Jumping ahead to the 1960’s, another writer on cults still branded Anglo-Israelism as a cult, but stated that there were a large number of Christians in the movement, and that they were in error in their beliefs. Then he launched into discussing the Worldwide Church of God, better known as the Armstrong movement, started by Herbert W. Armstrong. This organization was gaining in popularity at the time and our movement was in decline.

Moving ahead to the 1980’s, the modern writer did not even mention our movement, but dealt with the Armstrong movement because it was large and influential. This seems to be the pattern of dealing with our movement. We are not regarded as important because our numbers are small. We do not have the influence in the world that we once had and are looked upon as a thing of the past.

In my opinion, the mainline churches have not been our problem in getting our message out. The problem is the Worldwide Church of God and the Mormons. They have used parts of our message for their own purposes and we have been linked to them by the mainline churches. However, we are very different from those movements for two reasons. First, we believe in Salvation only by the blood of Jesus Christ that was shed for us on the Cross. Secondly, we believe that Jesus Christ is God in the flesh, the second person of the Trinity. If we had not been linked to those other movements, it is possible that today we would be an accepted part of the Christian community.

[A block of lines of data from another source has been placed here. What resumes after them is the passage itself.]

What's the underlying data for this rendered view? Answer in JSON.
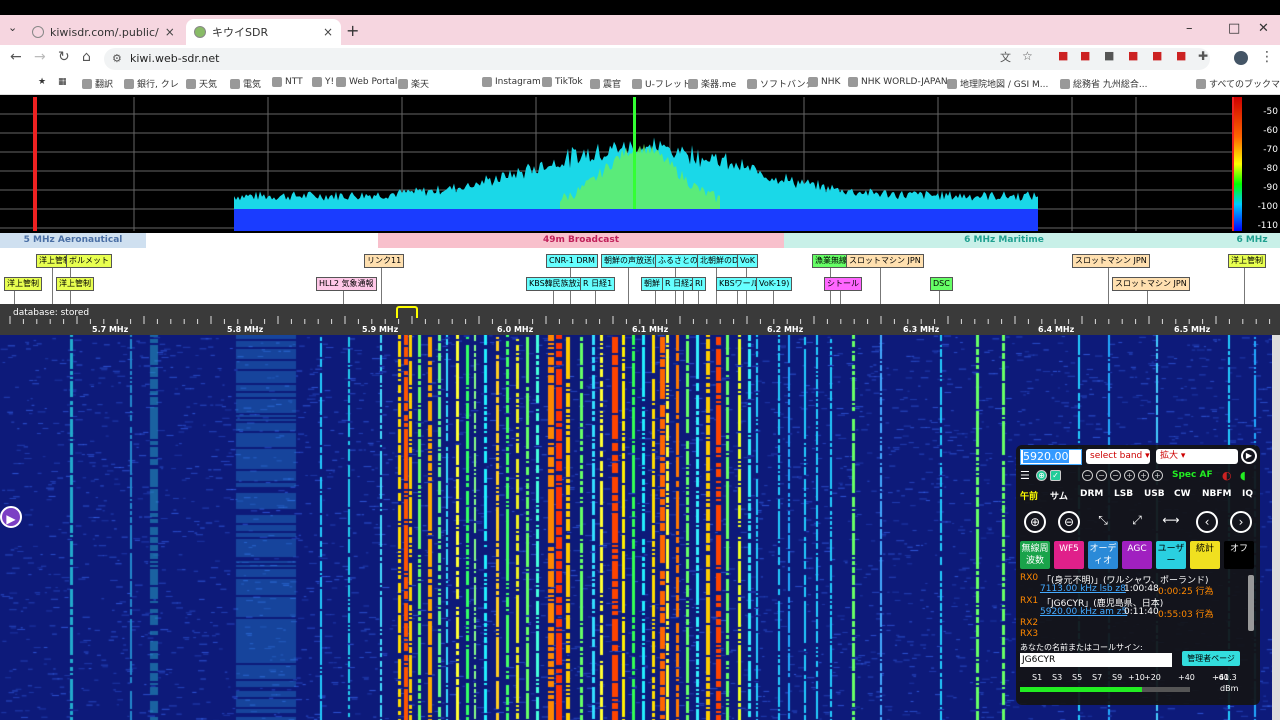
{
  "browser": {
    "tabs": [
      {
        "title": "kiwisdr.com/.public/",
        "close": "×"
      },
      {
        "title": "キウイSDR",
        "close": "×"
      }
    ],
    "new_tab": "+",
    "url": "kiwi.web-sdr.net",
    "bookmarks": [
      "翻訳",
      "銀行, クレ",
      "天気",
      "電気",
      "NTT",
      "Y!",
      "Web Portal",
      "楽天",
      "Instagram",
      "TikTok",
      "震官",
      "U-フレット",
      "楽器.me",
      "ソフトバンク",
      "NHK",
      "NHK WORLD-JAPAN",
      "地理院地図 / GSI M...",
      "総務省 九州総合...",
      "すべてのブックマーク"
    ],
    "window_controls": [
      "–",
      "□",
      "✕"
    ]
  },
  "spectrum": {
    "db_labels": [
      "-50",
      "-60",
      "-70",
      "-80",
      "-90",
      "-100",
      "-110"
    ]
  },
  "bands": [
    {
      "label": "5 MHz Aeronautical",
      "color": "#cfe0f0",
      "text_color": "#4a6fa5"
    },
    {
      "label": "49m Broadcast",
      "color": "#f8c0cc",
      "text_color": "#c0205a"
    },
    {
      "label": "6 MHz Maritime",
      "color": "#c8f0e8",
      "text_color": "#20a090"
    },
    {
      "label": "6 MHz",
      "color": "#c8f0e8",
      "text_color": "#20a090"
    }
  ],
  "stations": [
    {
      "label": "洋上管制",
      "style": "y"
    },
    {
      "label": "洋上管制",
      "style": "y"
    },
    {
      "label": "ボルメット",
      "style": "y"
    },
    {
      "label": "洋上管制",
      "style": "y"
    },
    {
      "label": "リンク11",
      "style": "o"
    },
    {
      "label": "HLL2 気象通報",
      "style": "p"
    },
    {
      "label": "CNR-1 DRM",
      "style": "c"
    },
    {
      "label": "KBS韓民族放送",
      "style": "c"
    },
    {
      "label": "R 日経1",
      "style": "c"
    },
    {
      "label": "朝鮮の声放送(1",
      "style": "c"
    },
    {
      "label": "ふるさとの",
      "style": "c"
    },
    {
      "label": "北朝鮮のDR",
      "style": "c"
    },
    {
      "label": "VoK",
      "style": "c"
    },
    {
      "label": "朝鮮",
      "style": "c"
    },
    {
      "label": "R 日経2",
      "style": "c"
    },
    {
      "label": "RI",
      "style": "c"
    },
    {
      "label": "KBSワール",
      "style": "c"
    },
    {
      "label": "VoK-19)",
      "style": "c"
    },
    {
      "label": "漁業無線",
      "style": "g"
    },
    {
      "label": "スロットマシン JPN",
      "style": "o"
    },
    {
      "label": "シトール",
      "style": "m"
    },
    {
      "label": "DSC",
      "style": "g"
    },
    {
      "label": "スロットマシン JPN",
      "style": "o"
    },
    {
      "label": "スロットマシン JPN",
      "style": "o"
    },
    {
      "label": "洋上管制",
      "style": "y"
    }
  ],
  "scale": {
    "database_status": "database: stored",
    "mhz_labels": [
      "5.7 MHz",
      "5.8 MHz",
      "5.9 MHz",
      "6.0 MHz",
      "6.1 MHz",
      "6.2 MHz",
      "6.3 MHz",
      "6.4 MHz",
      "6.5 MHz"
    ]
  },
  "panel": {
    "frequency": "5920.00",
    "band_select": "select band",
    "zoom_select": "拡大",
    "spec_af": "Spec AF",
    "modes": [
      "午前",
      "サム",
      "DRM",
      "LSB",
      "USB",
      "CW",
      "NBFM",
      "IQ"
    ],
    "zoom_controls": [
      "⊕",
      "⊖",
      "⤡",
      "⤢",
      "⟷",
      "‹",
      "›"
    ],
    "buttons": [
      {
        "label": "無線周波数",
        "bg": "#1aa34a",
        "fg": "#fff"
      },
      {
        "label": "WF5",
        "bg": "#e0208a",
        "fg": "#fff"
      },
      {
        "label": "オーディオ",
        "bg": "#2a8ad8",
        "fg": "#fff"
      },
      {
        "label": "AGC",
        "bg": "#a020c0",
        "fg": "#fff"
      },
      {
        "label": "ユーザー",
        "bg": "#2ad0e0",
        "fg": "#000"
      },
      {
        "label": "統計",
        "bg": "#f0e020",
        "fg": "#000"
      },
      {
        "label": "オフ",
        "bg": "#000",
        "fg": "#fff"
      }
    ],
    "rx": [
      {
        "id": "RX0",
        "name": "「(身元不明)」(ワルシャワ、ポーランド)",
        "detail": "7113.00 kHz lsb z8",
        "time": "1:00:48",
        "extra": "0:00:25 行為"
      },
      {
        "id": "RX1",
        "name": "「JG6CYR」(鹿児島県、日本)",
        "detail": "5920.00 kHz am z5",
        "time": "0:11:40",
        "extra": "0:55:03 行為"
      },
      {
        "id": "RX2",
        "name": "",
        "detail": "",
        "time": "",
        "extra": ""
      },
      {
        "id": "RX3",
        "name": "",
        "detail": "",
        "time": "",
        "extra": ""
      }
    ],
    "name_prompt": "あなたの名前またはコールサイン:",
    "name_value": "JG6CYR",
    "admin_button": "管理者ページ",
    "smeter_labels": [
      "S1",
      "S3",
      "S5",
      "S7",
      "S9",
      "+10",
      "+20",
      "+40",
      "+60"
    ],
    "smeter_value": "-41.3",
    "smeter_unit": "dBm",
    "smeter_level": 0.72
  },
  "colors": {
    "accent": "#ff2d2d",
    "waterfall_bg": "#0d1a7a"
  }
}
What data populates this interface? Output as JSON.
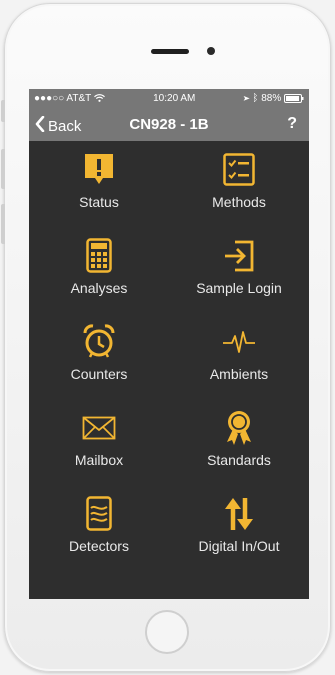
{
  "status_bar": {
    "carrier": "●●●○○ AT&T",
    "time": "10:20 AM",
    "battery": "88%"
  },
  "nav": {
    "back_label": "Back",
    "title": "CN928 - 1B",
    "help_label": "?"
  },
  "colors": {
    "accent": "#f2b632",
    "screen_bg": "#2e2e2e",
    "bar_bg": "#777777"
  },
  "tiles": [
    {
      "label": "Status",
      "icon": "exclamation-badge-icon"
    },
    {
      "label": "Methods",
      "icon": "checklist-icon"
    },
    {
      "label": "Analyses",
      "icon": "calculator-icon"
    },
    {
      "label": "Sample Login",
      "icon": "login-arrow-icon"
    },
    {
      "label": "Counters",
      "icon": "alarm-clock-icon"
    },
    {
      "label": "Ambients",
      "icon": "pulse-icon"
    },
    {
      "label": "Mailbox",
      "icon": "envelope-icon"
    },
    {
      "label": "Standards",
      "icon": "award-ribbon-icon"
    },
    {
      "label": "Detectors",
      "icon": "detector-card-icon"
    },
    {
      "label": "Digital In/Out",
      "icon": "swap-arrows-icon"
    }
  ]
}
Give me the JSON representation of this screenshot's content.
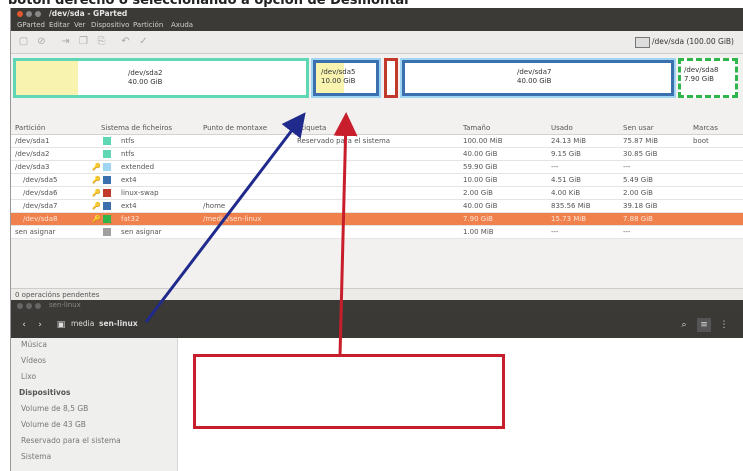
{
  "caption": "botón derecho o seleccionando a opción de Desmontar",
  "gparted": {
    "window_title": "/dev/sda - GParted",
    "menu": [
      "GParted",
      "Editar",
      "Ver",
      "Dispositivo",
      "Partición",
      "Axuda"
    ],
    "device": "/dev/sda (100.00 GiB)",
    "map": [
      {
        "name": "/dev/sda2",
        "size": "40.00 GiB",
        "color": "#5fd7b4"
      },
      {
        "name": "/dev/sda5",
        "size": "10.00 GiB",
        "color": "#3b6fae"
      },
      {
        "name": "/dev/sda7",
        "size": "40.00 GiB",
        "color": "#3b6fae"
      },
      {
        "name": "/dev/sda8",
        "size": "7.90 GiB",
        "color": "#2fb54a"
      }
    ],
    "columns": [
      "Partición",
      "Sistema de ficheiros",
      "Punto de montaxe",
      "Etiqueta",
      "Tamaño",
      "Usado",
      "Sen usar",
      "Marcas"
    ],
    "rows": [
      {
        "partition": "/dev/sda1",
        "fs": "ntfs",
        "mount": "",
        "label": "Reservado para el sistema",
        "size": "100.00 MiB",
        "used": "24.13 MiB",
        "unused": "75.87 MiB",
        "flags": "boot",
        "fs_color": "#5fd7b4"
      },
      {
        "partition": "/dev/sda2",
        "fs": "ntfs",
        "mount": "",
        "label": "",
        "size": "40.00 GiB",
        "used": "9.15 GiB",
        "unused": "30.85 GiB",
        "flags": "",
        "fs_color": "#5fd7b4"
      },
      {
        "partition": "/dev/sda3",
        "fs": "extended",
        "mount": "",
        "label": "",
        "size": "59.90 GiB",
        "used": "---",
        "unused": "---",
        "flags": "",
        "fs_color": "#9fd5f2"
      },
      {
        "partition": "/dev/sda5",
        "fs": "ext4",
        "mount": "",
        "label": "",
        "size": "10.00 GiB",
        "used": "4.51 GiB",
        "unused": "5.49 GiB",
        "flags": "",
        "fs_color": "#3b6fae"
      },
      {
        "partition": "/dev/sda6",
        "fs": "linux-swap",
        "mount": "",
        "label": "",
        "size": "2.00 GiB",
        "used": "4.00 KiB",
        "unused": "2.00 GiB",
        "flags": "",
        "fs_color": "#c0392b"
      },
      {
        "partition": "/dev/sda7",
        "fs": "ext4",
        "mount": "/home",
        "label": "",
        "size": "40.00 GiB",
        "used": "835.56 MiB",
        "unused": "39.18 GiB",
        "flags": "",
        "fs_color": "#3b6fae"
      },
      {
        "partition": "/dev/sda8",
        "fs": "fat32",
        "mount": "/media/sen-linux",
        "label": "",
        "size": "7.90 GiB",
        "used": "15.73 MiB",
        "unused": "7.88 GiB",
        "flags": "",
        "fs_color": "#2fb54a"
      },
      {
        "partition": "sen asignar",
        "fs": "sen asignar",
        "mount": "",
        "label": "",
        "size": "1.00 MiB",
        "used": "---",
        "unused": "---",
        "flags": "",
        "fs_color": "#a0a0a0"
      }
    ],
    "status": "0 operacións pendentes"
  },
  "files": {
    "window_title": "sen-linux",
    "crumbs": [
      "media",
      "sen-linux"
    ],
    "sidebar": [
      {
        "label": "Música",
        "type": "item"
      },
      {
        "label": "Vídeos",
        "type": "item"
      },
      {
        "label": "Lixo",
        "type": "item"
      },
      {
        "label": "Dispositivos",
        "type": "header"
      },
      {
        "label": "Volume de 8,5 GB",
        "type": "item"
      },
      {
        "label": "Volume de 43 GB",
        "type": "item"
      },
      {
        "label": "Reservado para el sistema",
        "type": "item"
      },
      {
        "label": "Sistema",
        "type": "item"
      }
    ]
  }
}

Despite this, there are many fellowship meetings of our people throughout the English speaking world, and several magazines that are going out, as reported by Pastor Jory Brooks in the December “Thy Kingdom Come” issue. The movement is still strong and healthy in some sectors. If we remain faithful to God and the Bible, and filled with the Holy Spirit, there is nothing that can kill our message. Let us remember the words of Jonathan, David’s beloved friend, “it may be that the Lord will work for us: for there is no restraint to the Lord to save by many or by few.” I Samuel 14:6.